What intrigues me about the study isn’t the obvious finding but how industry trends toward software as a service (SaaS) models can help nonprofits deal with the dilemma. Rather than buying software in shrink-wrap off the shelf at your local office supply store and installing it on your computer, software as a service leaves the software with the provider and you access it over the web. Undoubtedly, you and your nonprofit already use some SaaS options. If you are a Non-Profit Soapbox client, you definitely do since all you need to update your website is a handy dandy browser that connects to the software we house and update on our servers.
There are at least five reasons why this is trend helps combat the finding of the Hopkins study. As for the sixth I’ll tentatively toss out, I’m down with any and all comments that enlighten me as to its validity.
1) Reduces hardware costs
Software as a service means more software in the cloud and less software on your computer. The less software on your computer, the less you need to expect from your machine. That lowers the price point of new hardware and extends the life of old hardware.
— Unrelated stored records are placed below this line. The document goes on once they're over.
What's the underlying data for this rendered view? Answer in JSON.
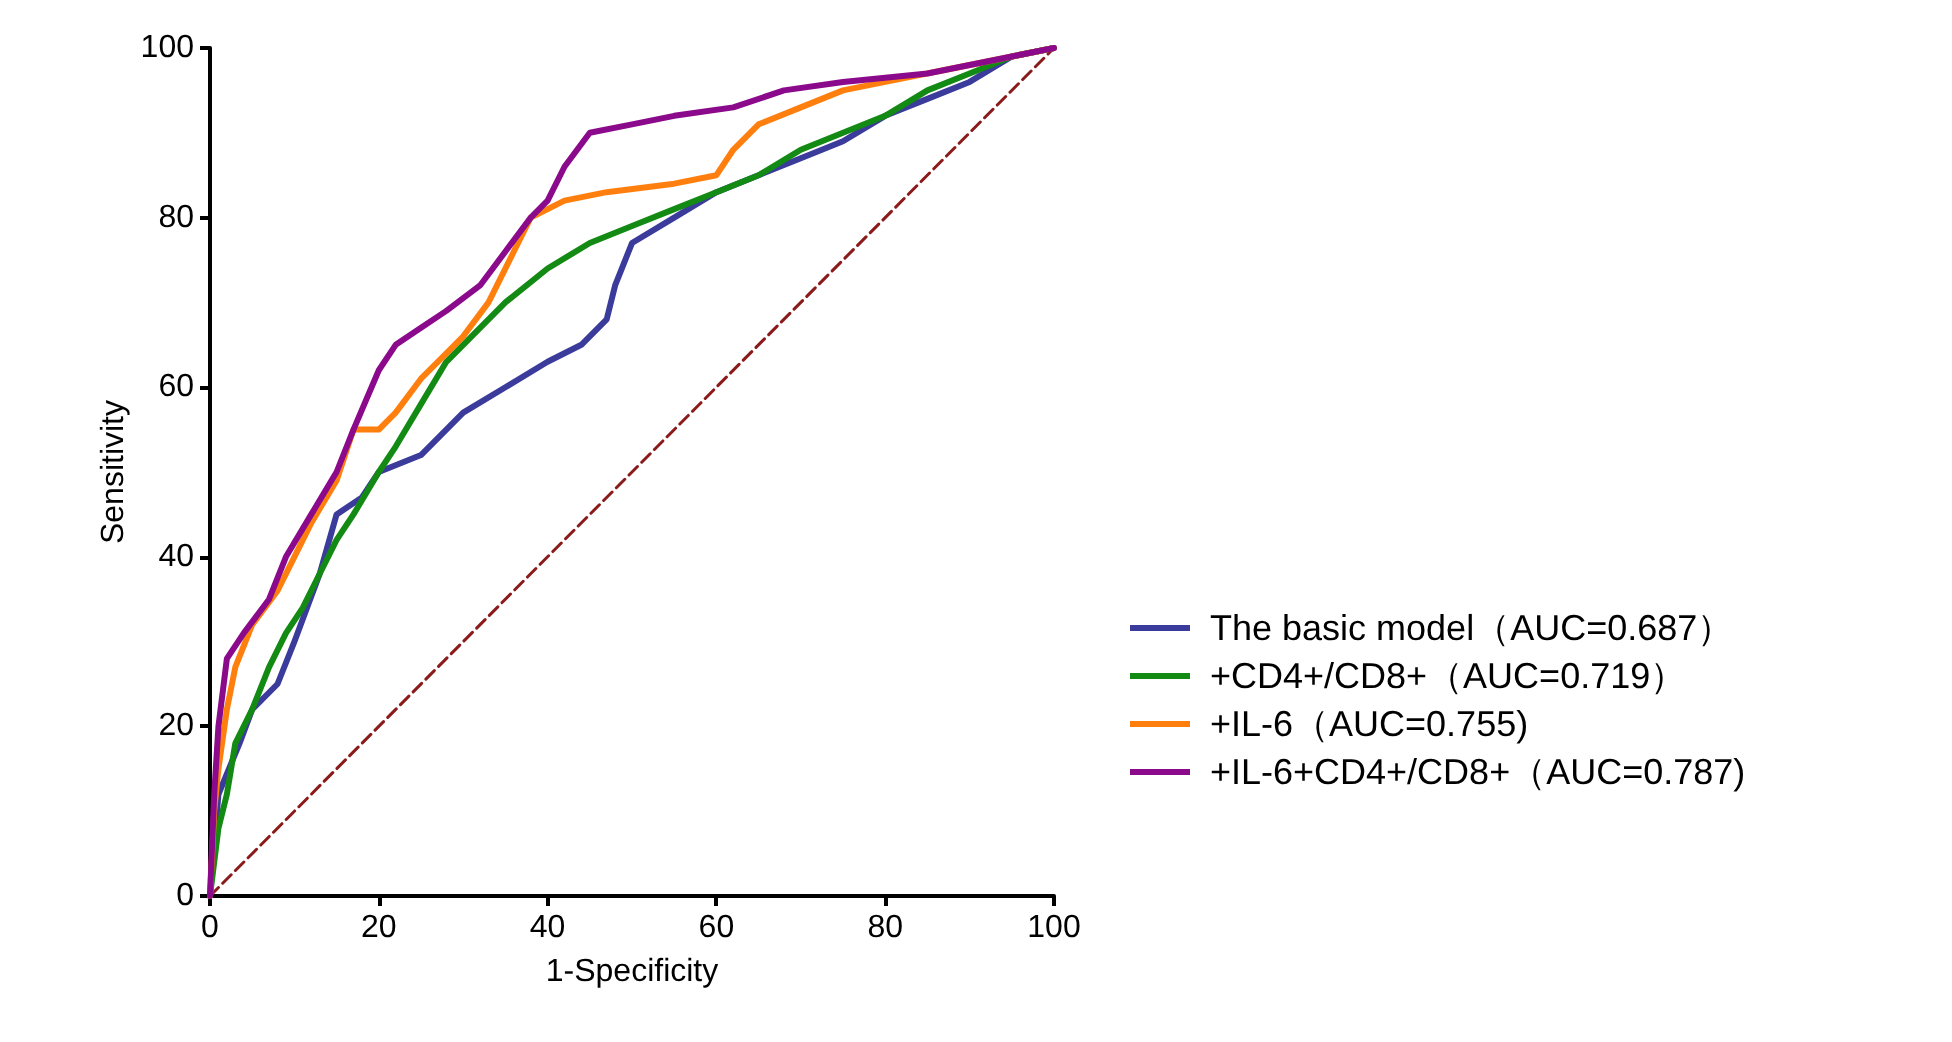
{
  "chart_data": {
    "type": "line",
    "xlabel": "1-Specificity",
    "ylabel": "Sensitivity",
    "xlim": [
      0,
      100
    ],
    "ylim": [
      0,
      100
    ],
    "xticks": [
      0,
      20,
      40,
      60,
      80,
      100
    ],
    "yticks": [
      0,
      20,
      40,
      60,
      80,
      100
    ],
    "grid": false,
    "legend": "right",
    "marker": "none",
    "line_style": "solid",
    "series": [
      {
        "name": "The basic model（AUC=0.687）",
        "color": "#3b3b9b",
        "x": [
          0,
          1,
          3.5,
          5,
          8,
          10,
          13,
          15,
          18,
          20,
          25,
          28,
          30,
          35,
          40,
          44,
          47,
          48,
          50,
          55,
          60,
          65,
          70,
          75,
          80,
          85,
          90,
          95,
          100
        ],
        "values": [
          0,
          12,
          18,
          22,
          25,
          30,
          38,
          45,
          47,
          50,
          52,
          55,
          57,
          60,
          63,
          65,
          68,
          72,
          77,
          80,
          83,
          85,
          87,
          89,
          92,
          94,
          96,
          99,
          100
        ]
      },
      {
        "name": "+CD4+/CD8+（AUC=0.719）",
        "color": "#138a13",
        "x": [
          0,
          1,
          2,
          3,
          5,
          7,
          9,
          11,
          13,
          15,
          17,
          20,
          22,
          25,
          28,
          32,
          35,
          40,
          45,
          50,
          55,
          60,
          65,
          70,
          75,
          80,
          85,
          90,
          95,
          100
        ],
        "values": [
          0,
          8,
          12,
          18,
          22,
          27,
          31,
          34,
          38,
          42,
          45,
          50,
          53,
          58,
          63,
          67,
          70,
          74,
          77,
          79,
          81,
          83,
          85,
          88,
          90,
          92,
          95,
          97,
          99,
          100
        ]
      },
      {
        "name": "+IL-6（AUC=0.755)",
        "color": "#ff7f0e",
        "x": [
          0,
          0.5,
          1,
          2,
          3,
          5,
          8,
          10,
          12,
          15,
          17,
          20,
          22,
          25,
          28,
          30,
          33,
          36,
          38,
          42,
          47,
          55,
          60,
          62,
          65,
          70,
          75,
          80,
          90,
          95,
          100
        ],
        "values": [
          0,
          10,
          15,
          22,
          27,
          32,
          36,
          40,
          44,
          49,
          55,
          55,
          57,
          61,
          64,
          66,
          70,
          76,
          80,
          82,
          83,
          84,
          85,
          88,
          91,
          93,
          95,
          96,
          98,
          99,
          100
        ]
      },
      {
        "name": "+IL-6+CD4+/CD8+（AUC=0.787)",
        "color": "#8b0a8b",
        "x": [
          0,
          0.5,
          1,
          2,
          4,
          7,
          9,
          12,
          15,
          17,
          20,
          22,
          25,
          28,
          32,
          35,
          38,
          40,
          42,
          45,
          50,
          55,
          62,
          68,
          75,
          85,
          95,
          100
        ],
        "values": [
          0,
          12,
          20,
          28,
          31,
          35,
          40,
          45,
          50,
          55,
          62,
          65,
          67,
          69,
          72,
          76,
          80,
          82,
          86,
          90,
          91,
          92,
          93,
          95,
          96,
          97,
          99,
          100
        ]
      },
      {
        "type": "line",
        "line_style": "dashed",
        "color": "#8b1a1a",
        "x": [
          0,
          100
        ],
        "values": [
          0,
          100
        ]
      }
    ]
  }
}
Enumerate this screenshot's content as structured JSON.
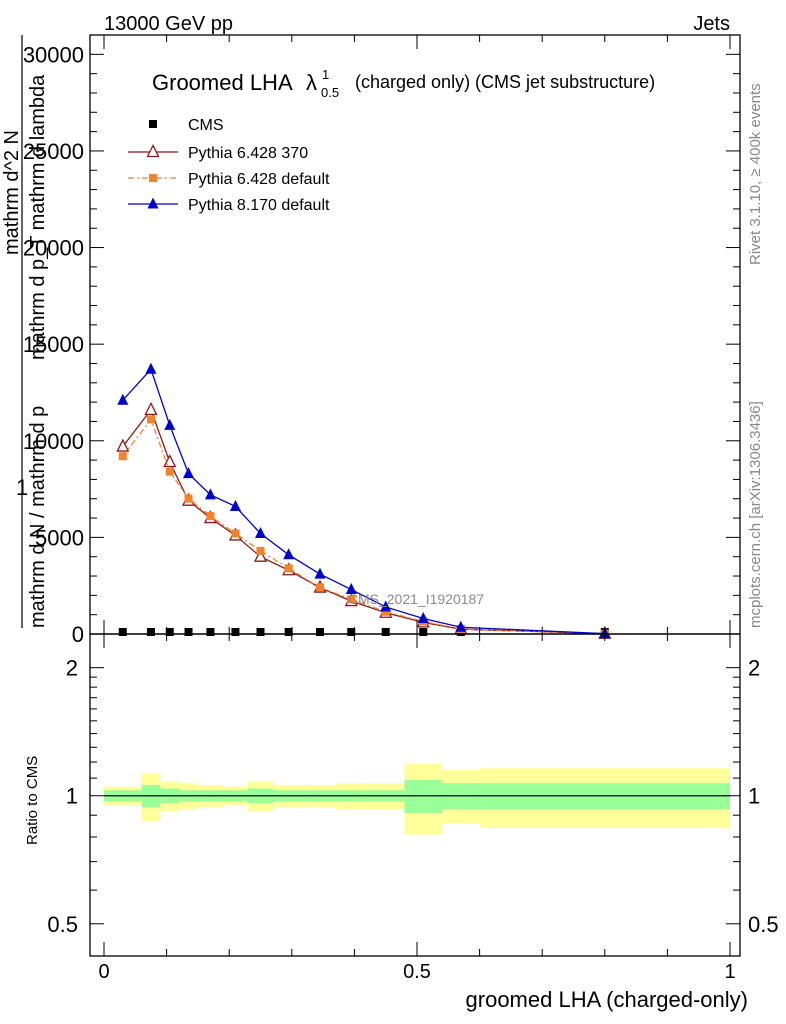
{
  "header": {
    "left": "13000 GeV pp",
    "right": "Jets"
  },
  "side_labels": {
    "rivet": "Rivet 3.1.10, ≥ 400k events",
    "mcplots": "mcplots.cern.ch [arXiv:1306.3436]"
  },
  "watermark": "CMS_2021_I1920187",
  "chart_data": [
    {
      "type": "line",
      "title_main": "Groomed LHA",
      "title_symbol": "λ",
      "title_sup": "1",
      "title_sub": "0.5",
      "title_rest": "(charged only) (CMS jet substructure)",
      "ylabel_fraction_top": "1",
      "ylabel_lines": [
        "mathrm d N / mathrm d p",
        "mathrm d^2 N",
        "mathrm d p_T mathrm d lambda"
      ],
      "ylabel_clean": "mathrm dN / mathrm d p_T mathrm d lambda",
      "ylim": [
        0,
        31000
      ],
      "yticks": [
        0,
        5000,
        10000,
        15000,
        20000,
        25000,
        30000
      ],
      "ytick_labels": [
        "0",
        "5000",
        "10000",
        "15000",
        "20000",
        "25000",
        "30000"
      ],
      "xlim": [
        -0.02,
        1.0
      ],
      "x": [
        0.03,
        0.075,
        0.105,
        0.135,
        0.17,
        0.21,
        0.25,
        0.295,
        0.345,
        0.395,
        0.45,
        0.51,
        0.57,
        0.8
      ],
      "series": [
        {
          "name": "CMS",
          "color": "#000000",
          "marker": "square",
          "values": [
            80,
            80,
            80,
            80,
            80,
            80,
            80,
            80,
            80,
            80,
            80,
            80,
            20,
            5
          ]
        },
        {
          "name": "Pythia 6.428 370",
          "color": "#8b1a1a",
          "marker": "open-triangle",
          "values": [
            9700,
            11600,
            8900,
            6900,
            6000,
            5100,
            4000,
            3300,
            2400,
            1700,
            1100,
            600,
            250,
            15
          ]
        },
        {
          "name": "Pythia 6.428 default",
          "color": "#f5822a",
          "marker": "square",
          "dash": true,
          "values": [
            9200,
            11100,
            8400,
            7000,
            6100,
            5200,
            4300,
            3400,
            2400,
            1800,
            1150,
            650,
            260,
            15
          ]
        },
        {
          "name": "Pythia 8.170 default",
          "color": "#0000cc",
          "marker": "triangle",
          "values": [
            12100,
            13700,
            10800,
            8300,
            7200,
            6600,
            5200,
            4100,
            3100,
            2300,
            1400,
            800,
            350,
            20
          ]
        }
      ]
    },
    {
      "type": "area",
      "ylabel": "Ratio to CMS",
      "xlabel": "groomed LHA (charged-only)",
      "scale": "log",
      "ylim": [
        0.42,
        2.4
      ],
      "yticks": [
        0.5,
        1,
        2
      ],
      "ytick_labels": [
        "0.5",
        "1",
        "2"
      ],
      "xticks": [
        0,
        0.5,
        1
      ],
      "xtick_labels": [
        "0",
        "0.5",
        "1"
      ],
      "bin_edges": [
        0.0,
        0.06,
        0.09,
        0.12,
        0.15,
        0.19,
        0.23,
        0.27,
        0.32,
        0.37,
        0.42,
        0.48,
        0.54,
        0.6,
        1.0
      ],
      "band_inner": {
        "color": "#99ff99",
        "lo": [
          0.97,
          0.94,
          0.96,
          0.97,
          0.97,
          0.97,
          0.96,
          0.97,
          0.97,
          0.97,
          0.97,
          0.91,
          0.93,
          0.93
        ],
        "hi": [
          1.03,
          1.06,
          1.04,
          1.03,
          1.03,
          1.03,
          1.04,
          1.03,
          1.03,
          1.03,
          1.03,
          1.09,
          1.07,
          1.07
        ]
      },
      "band_outer": {
        "color": "#ffff99",
        "lo": [
          0.95,
          0.87,
          0.92,
          0.93,
          0.94,
          0.95,
          0.92,
          0.94,
          0.94,
          0.93,
          0.93,
          0.81,
          0.86,
          0.84
        ],
        "hi": [
          1.05,
          1.13,
          1.08,
          1.07,
          1.06,
          1.05,
          1.08,
          1.06,
          1.06,
          1.07,
          1.07,
          1.19,
          1.15,
          1.16
        ]
      }
    }
  ]
}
Have an old machine without enough horsepower to effectively run Adobe Photoshop? Pop open a browser and tackle that image alteration with Pixlr or any number of other online options.
2) Reduces staff time invested in upkeep
Software has updates that need to be run on machines. That requires someone running those updates and standardizing versions across computers. Software as a service models eliminate that because the software doesn’t live on your machines. Case in point: when PICnet pushes the latest Non-Profit Soapbox release next week that will add some great new features for Soapbox 2, your site will automatically have the new functionality ready to be used as you wish.
3) Pay as you go to use what you need
Initial cost of many software as a service models is generally the monthly fee you will normally pay, reducing the initial out-of-pocket expense and flattening out the cost curve over time. And services scale to allow you to gradually increase your use over time also on a more graduated cost curve and fitting more neatly into annual budget cycles.
4) Nonprofit-friendly pricing from various SaaS providers
This is a trend we love to see: great services sold at a reduced rate to nonprofits – or given away for free to nonprofits. And while free or reduced priced software could always be come by before, the SaaS model makes it easier to systematize discounts and removes barriers to your nonprofit scoring a deal. From big boys like Google and Salesforce to elegant tools that are more targeted like Wufoo‘s form solution, plenty of SaaS models (heart) nonprofits.
5) Free options
Some software as a service providers don’t care that you’re a nonprofit. They just give theirs tools away for free regardless. While some are worth exactly what you pay, many – like Pixlr.com noted above – are just plain groovy, depending on your needs.
That’s five benefits. Here’s the tentative sixth that I’ll leave up to you to assess the validity of:
6) Easier to find funding from willing donors?
With the monthly pricing model associated with software as a service models and their pay-for-what-you-need approach, is it easier to fund software as a service costs through donor funds if there is a clear, definite use of that service for purpose of a given program activity?
To put it another way, can software as a service costs be viewed less as overhead and more as program costs?